The analysis of various activity metrics allowed us to identify hypotheses explaining the gains obtained. The metrics in question, retrieved on each machine, are: the evolution of the CPU load (user, system), that of the RAM (used, free, swap), that of the I/O (number of transfers, read/write rate, request rate) and the distribution of the loads (run queue, load average, number of tasks waiting for the disk).
- Increasing the number of Datanode threads increases read/write requests to the disks, generating tasks waiting for available IOs. The default number of threads was therefore insufficient when adding a RegionServer to reach the performance threshold of the DataNodes.
- With the addition of RAM at the RegionServers, we can assume that reads are done at the BlockCache, thus reducing the number of read requests going to disk, which reduces tasks waiting for disk. This would explain the benefits of read workloads, negligible for write workloads, with or without optimization.
Therefore, we can say that the bottleneck is surely on the disks. Indeed, the insertion performance increases slightly thanks to the pressure that a second RegionServer places on the disks, but it does not go any further precisely because it depends only on the disks. Also, the read performance is better thanks to the pressure of the threads, but especially thanks to the enlargement of the various read caches. Moreover, it is interesting to note that the number of requests does not completely double when adding a second RegionServer. Without a bottleneck, the performance would not have doubled.

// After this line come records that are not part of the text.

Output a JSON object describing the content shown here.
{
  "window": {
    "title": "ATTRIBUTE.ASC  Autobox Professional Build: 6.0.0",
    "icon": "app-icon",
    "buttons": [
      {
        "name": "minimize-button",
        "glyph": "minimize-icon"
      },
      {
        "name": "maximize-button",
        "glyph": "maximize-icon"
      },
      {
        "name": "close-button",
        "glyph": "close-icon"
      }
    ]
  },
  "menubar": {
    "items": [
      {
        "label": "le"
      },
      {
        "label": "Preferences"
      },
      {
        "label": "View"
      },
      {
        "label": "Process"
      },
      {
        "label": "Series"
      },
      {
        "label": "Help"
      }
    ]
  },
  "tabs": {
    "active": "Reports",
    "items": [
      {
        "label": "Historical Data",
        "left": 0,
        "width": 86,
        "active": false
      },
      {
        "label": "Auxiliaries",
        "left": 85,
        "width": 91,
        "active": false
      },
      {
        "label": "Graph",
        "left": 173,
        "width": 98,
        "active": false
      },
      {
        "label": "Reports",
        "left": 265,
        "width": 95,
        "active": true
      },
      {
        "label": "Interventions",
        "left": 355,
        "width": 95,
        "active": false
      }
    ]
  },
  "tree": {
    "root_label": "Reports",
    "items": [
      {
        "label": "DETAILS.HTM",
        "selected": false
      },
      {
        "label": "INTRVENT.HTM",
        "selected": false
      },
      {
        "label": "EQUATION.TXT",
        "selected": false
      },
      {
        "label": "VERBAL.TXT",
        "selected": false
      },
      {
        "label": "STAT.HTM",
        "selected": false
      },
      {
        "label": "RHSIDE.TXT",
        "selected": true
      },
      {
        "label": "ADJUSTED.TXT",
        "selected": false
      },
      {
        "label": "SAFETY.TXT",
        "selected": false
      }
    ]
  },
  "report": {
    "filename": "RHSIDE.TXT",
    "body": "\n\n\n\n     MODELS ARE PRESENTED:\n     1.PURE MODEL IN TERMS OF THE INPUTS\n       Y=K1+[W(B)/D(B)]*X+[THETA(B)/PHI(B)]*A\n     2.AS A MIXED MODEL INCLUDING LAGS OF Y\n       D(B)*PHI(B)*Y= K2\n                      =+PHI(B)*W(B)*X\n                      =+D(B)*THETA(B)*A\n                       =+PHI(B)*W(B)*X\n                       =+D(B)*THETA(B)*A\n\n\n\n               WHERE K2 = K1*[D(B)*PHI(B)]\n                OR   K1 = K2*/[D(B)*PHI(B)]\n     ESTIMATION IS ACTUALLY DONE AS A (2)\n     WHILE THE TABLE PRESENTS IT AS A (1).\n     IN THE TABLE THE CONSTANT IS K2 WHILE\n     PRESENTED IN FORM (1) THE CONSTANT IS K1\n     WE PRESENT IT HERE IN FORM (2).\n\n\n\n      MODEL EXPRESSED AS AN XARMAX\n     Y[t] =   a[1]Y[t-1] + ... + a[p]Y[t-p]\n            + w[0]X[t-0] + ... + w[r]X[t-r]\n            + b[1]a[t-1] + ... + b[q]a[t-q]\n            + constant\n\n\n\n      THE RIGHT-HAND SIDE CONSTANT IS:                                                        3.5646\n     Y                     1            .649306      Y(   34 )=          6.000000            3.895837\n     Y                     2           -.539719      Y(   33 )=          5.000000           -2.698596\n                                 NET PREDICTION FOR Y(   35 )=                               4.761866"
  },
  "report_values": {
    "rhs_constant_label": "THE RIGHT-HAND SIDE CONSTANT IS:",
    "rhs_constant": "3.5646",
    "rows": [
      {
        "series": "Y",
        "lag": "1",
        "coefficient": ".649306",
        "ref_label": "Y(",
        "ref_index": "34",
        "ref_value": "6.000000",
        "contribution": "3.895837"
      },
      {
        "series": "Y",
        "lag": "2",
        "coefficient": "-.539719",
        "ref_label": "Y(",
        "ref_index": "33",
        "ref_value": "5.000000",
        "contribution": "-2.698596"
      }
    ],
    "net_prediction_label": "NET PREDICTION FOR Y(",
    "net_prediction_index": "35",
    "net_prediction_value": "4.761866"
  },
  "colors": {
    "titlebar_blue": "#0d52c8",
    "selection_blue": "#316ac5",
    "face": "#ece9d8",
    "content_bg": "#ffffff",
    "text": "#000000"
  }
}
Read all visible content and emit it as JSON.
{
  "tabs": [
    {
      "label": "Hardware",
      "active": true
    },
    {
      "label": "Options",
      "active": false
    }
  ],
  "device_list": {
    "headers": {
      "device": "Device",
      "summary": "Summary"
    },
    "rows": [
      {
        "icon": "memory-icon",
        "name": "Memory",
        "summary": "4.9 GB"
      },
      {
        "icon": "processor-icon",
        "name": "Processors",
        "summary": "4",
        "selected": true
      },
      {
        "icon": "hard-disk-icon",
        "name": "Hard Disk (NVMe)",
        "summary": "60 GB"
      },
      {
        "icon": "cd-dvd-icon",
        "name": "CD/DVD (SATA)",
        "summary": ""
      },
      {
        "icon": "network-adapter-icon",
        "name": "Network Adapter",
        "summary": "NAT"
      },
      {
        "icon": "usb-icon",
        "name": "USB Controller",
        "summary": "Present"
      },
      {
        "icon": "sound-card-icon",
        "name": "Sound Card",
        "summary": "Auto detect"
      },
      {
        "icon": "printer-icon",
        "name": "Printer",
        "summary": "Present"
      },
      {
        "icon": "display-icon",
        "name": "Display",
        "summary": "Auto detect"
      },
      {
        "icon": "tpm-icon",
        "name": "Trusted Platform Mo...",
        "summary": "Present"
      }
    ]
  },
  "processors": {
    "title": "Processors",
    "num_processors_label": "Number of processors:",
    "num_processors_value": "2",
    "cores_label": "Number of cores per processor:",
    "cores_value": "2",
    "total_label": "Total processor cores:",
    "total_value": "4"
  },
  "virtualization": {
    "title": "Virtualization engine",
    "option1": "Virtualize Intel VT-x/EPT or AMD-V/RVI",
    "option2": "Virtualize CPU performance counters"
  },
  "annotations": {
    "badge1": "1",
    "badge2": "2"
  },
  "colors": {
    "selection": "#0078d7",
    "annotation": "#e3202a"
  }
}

So far, the machines have been running with four 3 TB disks, but how would the performance change if they had more? 8 disks were therefore added to each machine. The test results are shown in the following table:
First of all, we notice a performance difference of 22% on workload A compared to the initial case, while they are more or less identical for the two other types of tests. On the other hand, on the same workload, the gains increase to 1% with 2 RegionServers per host, then 10% with optimization. The increase in the number of disks has therefore had a significant impact on the performance of our RegionServer, but the addition of an extra instance, even with optimization, is of little interest.
As we have seen, in our environment, write and read performance is far from being doubled by adding a second RegionServer on each Worker. The DataNode then acts as a software bottleneck and at best provides a 21% gain. RegionServers are optimized to drain maximum performance on their own, and work in a trio with Yarn Node Managers and HDFS DataNodes. This environment was designed to have only one RegionServer per Worker, as shown by the performance gain with a single RegionServer when adding disks.
On the other hand, this case can benefit a cluster with a surplus of regions. Indeed, the regions are equitably shared between each RegionServer, without causing any loss of performance. Also, for certain use cases such as workload F, the removal of a physical node can be considered in order to save the costs of licensing and operating it without incurring a significant drop in performance.